Reputation: 1673
I have a legacy ASP.NET website consisting of over 230 unique .ASPX files. This website has hundreds of thousands of hits per day across many of the different files. It leaks memory, causing periodic process recycles throughout the day (Windows Event ID 5117: A worker process with process id of '%1' serving application pool '%2' has requested a recycle because it reached its private bytes memory limit.)
I've already tested the 30 most-frequently accessed pages and fixed the memory leaks in several of them, resulting in a significant improvement. And load testing of those pages show they don't leak any more. But that leaves over 200 pages that still haven't been checked. But with 200 more files to check I wonder if there isn't something a little more organized or clever that can be done.
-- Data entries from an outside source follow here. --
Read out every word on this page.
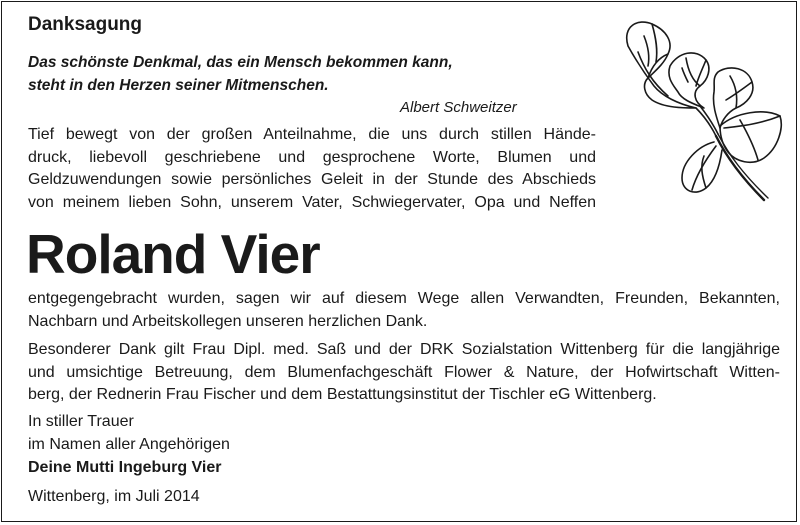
Danksagung
Das schönste Denkmal, das ein Mensch bekommen kann,
steht in den Herzen seiner Mitmenschen.
Albert Schweitzer
Tief bewegt von der großen Anteilnahme, die uns durch stillen Hände-
druck, liebevoll geschriebene und gesprochene Worte, Blumen und
Geldzuwendungen sowie persönliches Geleit in der Stunde des Abschieds
von meinem lieben Sohn, unserem Vater, Schwiegervater, Opa und Neffen
Roland Vier
entgegengebracht wurden, sagen wir auf diesem Wege allen Verwandten, Freunden, Bekannten,
Nachbarn und Arbeitskollegen unseren herzlichen Dank.
Besonderer Dank gilt Frau Dipl. med. Saß und der DRK Sozialstation Wittenberg für die langjährige
und umsichtige Betreuung, dem Blumenfachgeschäft Flower & Nature, der Hofwirtschaft Witten-
berg, der Rednerin Frau Fischer und dem Bestattungsinstitut der Tischler eG Wittenberg.
In stiller Trauer
im Namen aller Angehörigen
Deine Mutti Ingeburg Vier
Wittenberg, im Juli 2014
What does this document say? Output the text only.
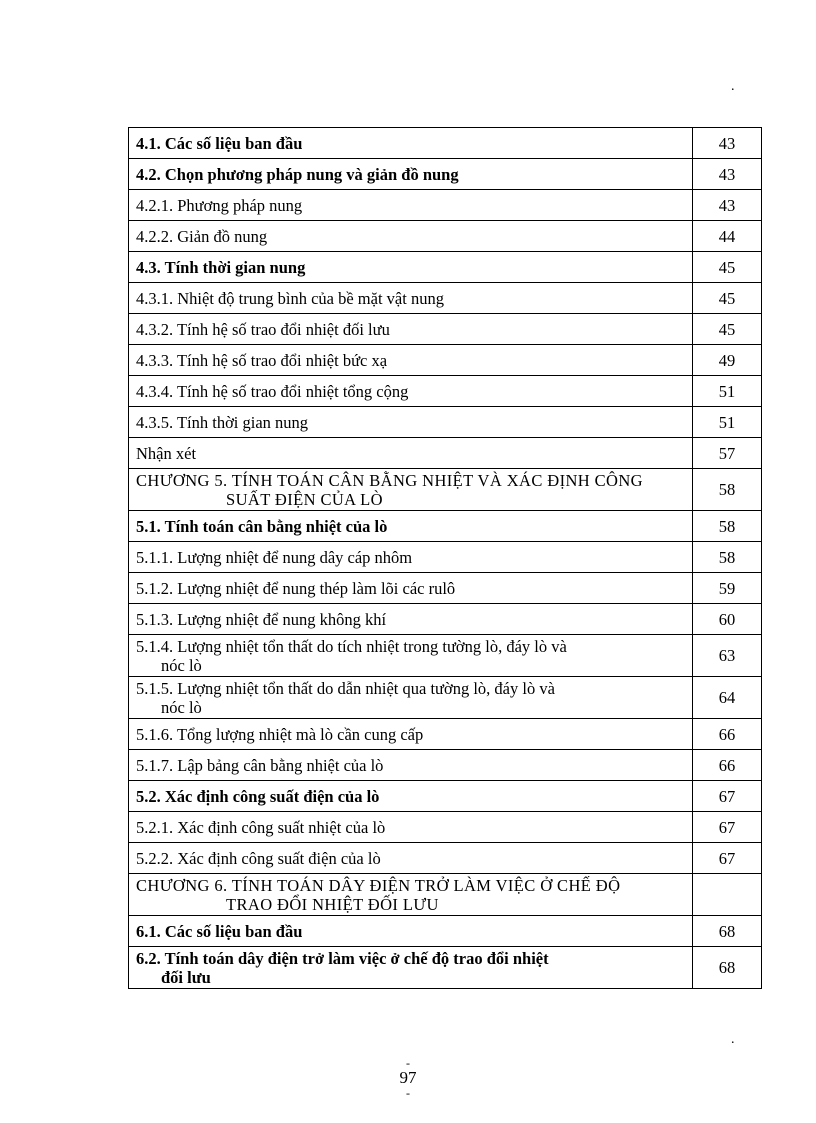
.
4.1. Các số liệu ban đầu	43
4.2. Chọn phương pháp nung và giản đồ nung	43
4.2.1. Phương pháp nung	43
4.2.2. Giản đồ nung	44
4.3. Tính thời gian nung	45
4.3.1. Nhiệt độ trung bình của bề mặt vật nung	45
4.3.2. Tính hệ số trao đổi nhiệt đối lưu	45
4.3.3. Tính hệ số trao đổi nhiệt bức xạ	49
4.3.4. Tính hệ số trao đổi nhiệt tổng cộng	51
4.3.5. Tính thời gian nung	51
Nhận xét	57

CHƯƠNG 5. TÍNH TOÁN CÂN BẰNG NHIỆT VÀ XÁC ĐỊNH CÔNG
SUẤT ĐIỆN CỦA LÒ	58
5.1. Tính toán cân bằng nhiệt của lò	58
5.1.1. Lượng nhiệt để nung dây cáp nhôm	58
5.1.2. Lượng nhiệt để nung thép làm lõi các rulô	59
5.1.3. Lượng nhiệt để nung không khí	60

5.1.4. Lượng nhiệt tổn thất do tích nhiệt trong tường lò, đáy lò và
nóc lò	63

5.1.5. Lượng nhiệt tổn thất do dẫn nhiệt qua tường lò, đáy lò và
nóc lò	64
5.1.6. Tổng lượng nhiệt mà lò cần cung cấp	66
5.1.7. Lập bảng cân bằng nhiệt của lò	66
5.2. Xác định công suất điện của lò	67
5.2.1. Xác định công suất nhiệt của lò	67
5.2.2. Xác định công suất điện của lò	67

CHƯƠNG 6. TÍNH TOÁN DÂY ĐIỆN TRỞ LÀM VIỆC Ở CHẾ ĐỘ
TRAO ĐỔI NHIỆT ĐỐI LƯU	

6.1. Các số liệu ban đầu	68

6.2. Tính toán dây điện trở làm việc ở chế độ trao đổi nhiệt
đối lưu	68
.
-
97
-
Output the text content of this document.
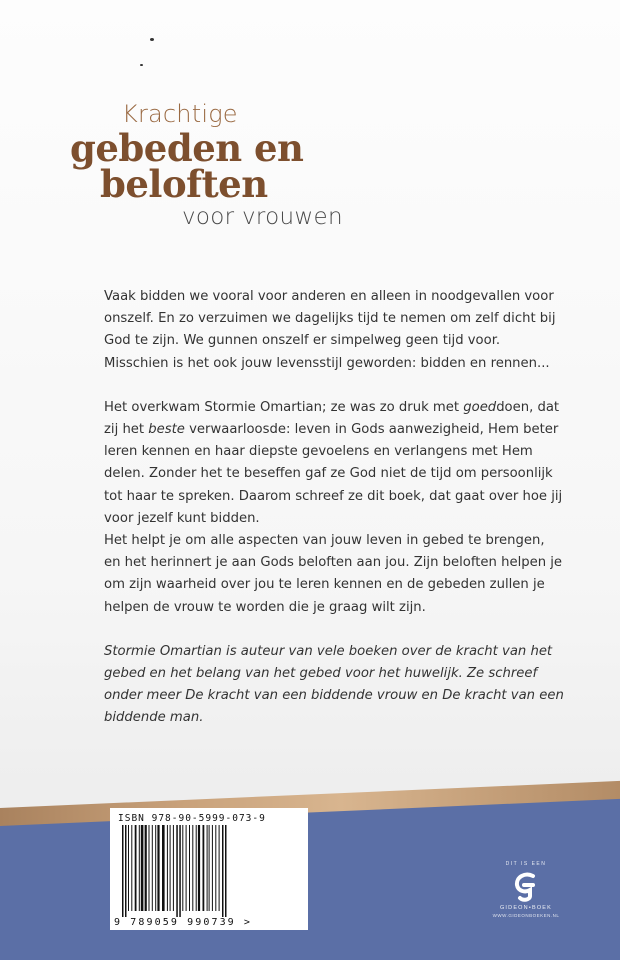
Krachtige
gebeden en
beloften
voor vrouwen

Vaak bidden we vooral voor anderen en alleen in noodgevallen voor onszelf. En zo verzuimen we dagelijks tijd te nemen om zelf dicht bij God te zijn. We gunnen onszelf er simpelweg geen tijd voor. Misschien is het ook jouw levensstijl geworden: bidden en rennen...

Het overkwam Stormie Omartian; ze was zo druk met goeddoen, dat zij het beste verwaarloosde: leven in Gods aanwezigheid, Hem beter leren kennen en haar diepste gevoelens en verlangens met Hem delen. Zonder het te beseffen gaf ze God niet de tijd om persoonlijk tot haar te spreken. Daarom schreef ze dit boek, dat gaat over hoe jij voor jezelf kunt bidden.

Het helpt je om alle aspecten van jouw leven in gebed te brengen, en het herinnert je aan Gods beloften aan jou. Zijn beloften helpen je om zijn waarheid over jou te leren kennen en de gebeden zullen je helpen de vrouw te worden die je graag wilt zijn.

Stormie Omartian is auteur van vele boeken over de kracht van het gebed en het belang van het gebed voor het huwelijk. Ze schreef onder meer De kracht van een biddende vrouw en De kracht van een biddende man.

ISBN 978-90-5999-073-9
9 789059 990739 >
DIT IS EEN
GIDEON•BOEK
WWW.GIDEONBOEKEN.NL
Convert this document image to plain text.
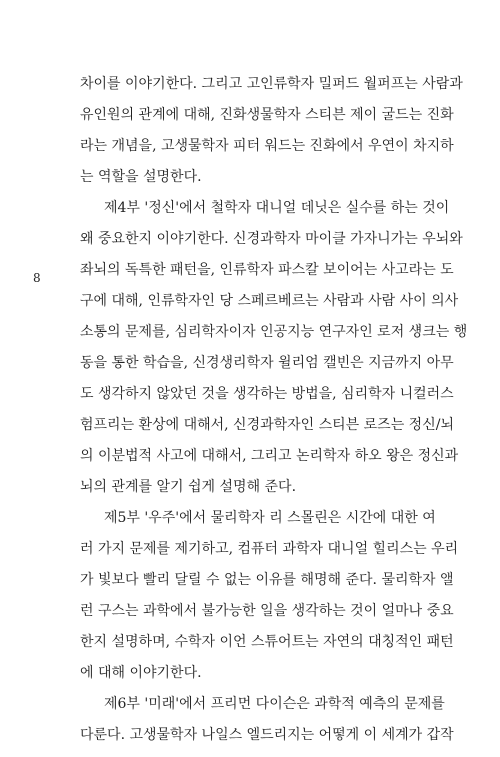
8
차이를 이야기한다. 그리고 고인류학자 밀퍼드 월퍼프는 사람과
유인원의 관계에 대해, 진화생물학자 스티븐 제이 굴드는 진화
라는 개념을, 고생물학자 피터 워드는 진화에서 우연이 차지하
는 역할을 설명한다.
제4부 '정신'에서 철학자 대니얼 데닛은 실수를 하는 것이
왜 중요한지 이야기한다. 신경과학자 마이클 가자니가는 우뇌와
좌뇌의 독특한 패턴을, 인류학자 파스칼 보이어는 사고라는 도
구에 대해, 인류학자인 당 스페르베르는 사람과 사람 사이 의사
소통의 문제를, 심리학자이자 인공지능 연구자인 로저 섕크는 행
동을 통한 학습을, 신경생리학자 윌리엄 캘빈은 지금까지 아무
도 생각하지 않았던 것을 생각하는 방법을, 심리학자 니컬러스
험프리는 환상에 대해서, 신경과학자인 스티븐 로즈는 정신/뇌
의 이분법적 사고에 대해서, 그리고 논리학자 하오 왕은 정신과
뇌의 관계를 알기 쉽게 설명해 준다.
제5부 '우주'에서 물리학자 리 스몰린은 시간에 대한 여
러 가지 문제를 제기하고, 컴퓨터 과학자 대니얼 힐리스는 우리
가 빛보다 빨리 달릴 수 없는 이유를 해명해 준다. 물리학자 앨
런 구스는 과학에서 불가능한 일을 생각하는 것이 얼마나 중요
한지 설명하며, 수학자 이언 스튜어트는 자연의 대칭적인 패턴
에 대해 이야기한다.
제6부 '미래'에서 프리먼 다이슨은 과학적 예측의 문제를
다룬다. 고생물학자 나일스 엘드리지는 어떻게 이 세계가 갑작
For instance, is there instrumentation that could be added to the Application_BeginRequest or Application_EndRequest event handlers in the Global.asax? If so, what specifically should be monitored? Example code and/or discussion would be most helpful.
Upvotes: 2
Views: 620
Reputation: 658
The best tool you can use to get organized and plug your biggest leaks first is windbg.
It comes with the windows sdk
heres a reference
http://msdn.microsoft.com/en-us/library/windows/hardware/ff551063(v=vs.85).aspx
It can be a little tough at first to get used to the commands but heres what youll want to do.
1. Install windbg on a machine that is running the site
2. Load test all the pages and get the memory usage way up
3. (optional) Force garbage collection with gccollect()
4. Attach to w3wp.exe with windbg
5. load your symbols (.pdbs and the clr and sos)
6. dump the memory (!dumpheap -stat)
This will show you a sorted list by the number of objects in memory. When you have a leak you start to build up tons of the same object.
You need to dig deeper to get the size of these objects
1. The first number in the row will be the method table copy this number
2. Dump the method table (!dumpheap -mt #######)
3. Choose a single objects ID from the first column and copy this number
4. Get the size of the object (!objsize #######)
( # of objects) X (size of single object) = size of the leak
Find the classes that are taking up the most space and plug them first.